Pebble execs welcome imminent arrival of rival Apple Watch

16.03.2015
Pebble's CEO Eric Migicovsky and CTO Andrew White have welcomed the imminent launch of the Apple Watch next month despite it being a rival product to Pebble Time.

The Silicon Valley executives made their feelings on the Apple Watch known within days of each other at conferences on different sides of the Atlantic.

Speaking at the Wearable Technology Show in London last Wednesday, White said the launch of the Apple Watch is "something that a lot of people have been thinking about ever since the first announcement last fall."

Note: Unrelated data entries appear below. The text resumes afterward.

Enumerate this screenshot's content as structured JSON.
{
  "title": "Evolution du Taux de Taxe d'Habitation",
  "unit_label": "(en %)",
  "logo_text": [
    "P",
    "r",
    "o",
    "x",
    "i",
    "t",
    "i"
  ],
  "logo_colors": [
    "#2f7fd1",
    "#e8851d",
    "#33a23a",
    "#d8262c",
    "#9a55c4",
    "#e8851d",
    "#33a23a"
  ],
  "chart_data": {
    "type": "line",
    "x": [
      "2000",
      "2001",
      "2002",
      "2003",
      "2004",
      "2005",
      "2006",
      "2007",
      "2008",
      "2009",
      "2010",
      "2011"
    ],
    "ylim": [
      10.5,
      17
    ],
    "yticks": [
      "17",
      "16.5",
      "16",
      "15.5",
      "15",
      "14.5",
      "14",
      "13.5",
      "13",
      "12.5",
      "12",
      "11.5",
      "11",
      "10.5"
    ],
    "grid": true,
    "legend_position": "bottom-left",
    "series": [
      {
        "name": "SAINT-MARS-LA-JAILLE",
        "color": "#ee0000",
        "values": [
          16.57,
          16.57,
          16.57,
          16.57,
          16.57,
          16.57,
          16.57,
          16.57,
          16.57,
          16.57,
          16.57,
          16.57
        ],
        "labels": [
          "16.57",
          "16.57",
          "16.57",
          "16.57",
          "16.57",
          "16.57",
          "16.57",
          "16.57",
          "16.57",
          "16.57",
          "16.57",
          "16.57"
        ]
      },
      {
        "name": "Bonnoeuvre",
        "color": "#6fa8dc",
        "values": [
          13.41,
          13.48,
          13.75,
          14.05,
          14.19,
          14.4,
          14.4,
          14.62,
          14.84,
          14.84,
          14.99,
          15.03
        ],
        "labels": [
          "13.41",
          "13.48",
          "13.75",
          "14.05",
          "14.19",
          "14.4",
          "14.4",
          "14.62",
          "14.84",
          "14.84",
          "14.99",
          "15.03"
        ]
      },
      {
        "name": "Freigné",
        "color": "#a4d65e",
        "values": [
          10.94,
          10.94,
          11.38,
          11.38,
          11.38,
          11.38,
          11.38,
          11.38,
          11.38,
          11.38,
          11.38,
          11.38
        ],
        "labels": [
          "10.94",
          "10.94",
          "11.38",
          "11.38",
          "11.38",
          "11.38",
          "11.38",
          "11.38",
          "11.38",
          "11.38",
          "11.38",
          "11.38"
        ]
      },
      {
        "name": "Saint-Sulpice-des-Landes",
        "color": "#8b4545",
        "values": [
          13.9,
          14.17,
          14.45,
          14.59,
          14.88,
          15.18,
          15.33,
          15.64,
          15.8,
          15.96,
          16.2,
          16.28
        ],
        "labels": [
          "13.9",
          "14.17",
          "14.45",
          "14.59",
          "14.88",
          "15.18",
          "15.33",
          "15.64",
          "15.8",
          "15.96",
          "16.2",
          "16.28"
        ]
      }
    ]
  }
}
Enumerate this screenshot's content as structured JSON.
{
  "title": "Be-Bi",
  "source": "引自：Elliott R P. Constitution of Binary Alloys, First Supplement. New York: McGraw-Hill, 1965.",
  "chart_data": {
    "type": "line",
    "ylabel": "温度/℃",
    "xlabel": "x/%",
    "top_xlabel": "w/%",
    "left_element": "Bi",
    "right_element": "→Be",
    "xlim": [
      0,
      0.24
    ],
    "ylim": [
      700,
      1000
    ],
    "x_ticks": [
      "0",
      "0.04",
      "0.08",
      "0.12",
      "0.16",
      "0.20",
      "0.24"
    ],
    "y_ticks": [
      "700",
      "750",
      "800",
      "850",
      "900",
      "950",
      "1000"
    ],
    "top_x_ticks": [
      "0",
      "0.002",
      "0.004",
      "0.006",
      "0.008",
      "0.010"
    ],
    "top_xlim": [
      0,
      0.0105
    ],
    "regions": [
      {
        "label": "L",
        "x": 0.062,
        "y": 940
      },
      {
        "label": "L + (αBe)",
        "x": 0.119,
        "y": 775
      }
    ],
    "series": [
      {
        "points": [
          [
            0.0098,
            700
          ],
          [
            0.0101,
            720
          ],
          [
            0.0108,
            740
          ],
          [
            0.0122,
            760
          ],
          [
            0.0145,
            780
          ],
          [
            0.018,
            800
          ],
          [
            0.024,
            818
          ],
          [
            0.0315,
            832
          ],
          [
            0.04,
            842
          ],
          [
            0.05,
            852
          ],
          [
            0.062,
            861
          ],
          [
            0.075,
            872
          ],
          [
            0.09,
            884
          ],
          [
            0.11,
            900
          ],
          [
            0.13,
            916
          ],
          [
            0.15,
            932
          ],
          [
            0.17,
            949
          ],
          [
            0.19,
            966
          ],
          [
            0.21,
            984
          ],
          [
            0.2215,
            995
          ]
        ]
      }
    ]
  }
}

He added: "We're really excited that Apple is entering the wearables space."

Meanwhile, Migicovsky told Macworld at the South by Southwest Interactive conference in Austin, Texas, over the weekend that he's "really glad Apple is getting into this space".

Pebble is already benefiting from the arrival of the Apple Watch, which is due to be released in the UK on 24 April.

Indeed, funding for the Pebble Time Kickstarter campaign rocketed from $6,000 (£4,000) per hour on Sunday 8 March to over $10,000 (£6,700) on Monday 9 March, after the Apple event had taken place. It climbed to $16,000 (£10,800) per hour on Tuesday 10 March, following Apple's press conference.

Migicovsky told former Y Combinator lead and investor Paul Graham that Kickstarter signups doubled following the Apple event.

I asked Eric what happened to the rate of Pebble's Kickstarter signups after the Apple Watch announcement. He said it doubled.

Hardware updates for the Pebble Time were announced two weeks prior to the Apple event in San Francisco and the Kickstarter campaign broke the record for the most funded campaign of all time within hours of its launch.

At the time of writing, the campaign had 72,910 backers who had pledged over $18.5 million (£12.5 million) between them. There are 11 days to go.

"Apple's event caused a nice spike in support for us, as anticipated," Migicovsky told TechCrunch. "When the biggest company in the world enters your market, that's the kind of validation you can only dream of. Ultimately the more awareness for smartwatches, and the more choice for consumers, the better for everyone. 2015 is going to be an extraordinarily exciting year."

Pebble Time is due to be shipped with a new "timeline interface" that ditches the traditional app model most consumers have become familiar with.

White said: "The application based model works really well for smartphones but for smartwatches you're trying to do micro interactions that take 10 seconds or less or two seconds or less. Opening an app was a little too cumbersome."

The Pebble Time OS instead shows users what they should be doing, what they did in the past and what they're going to be doing in the future.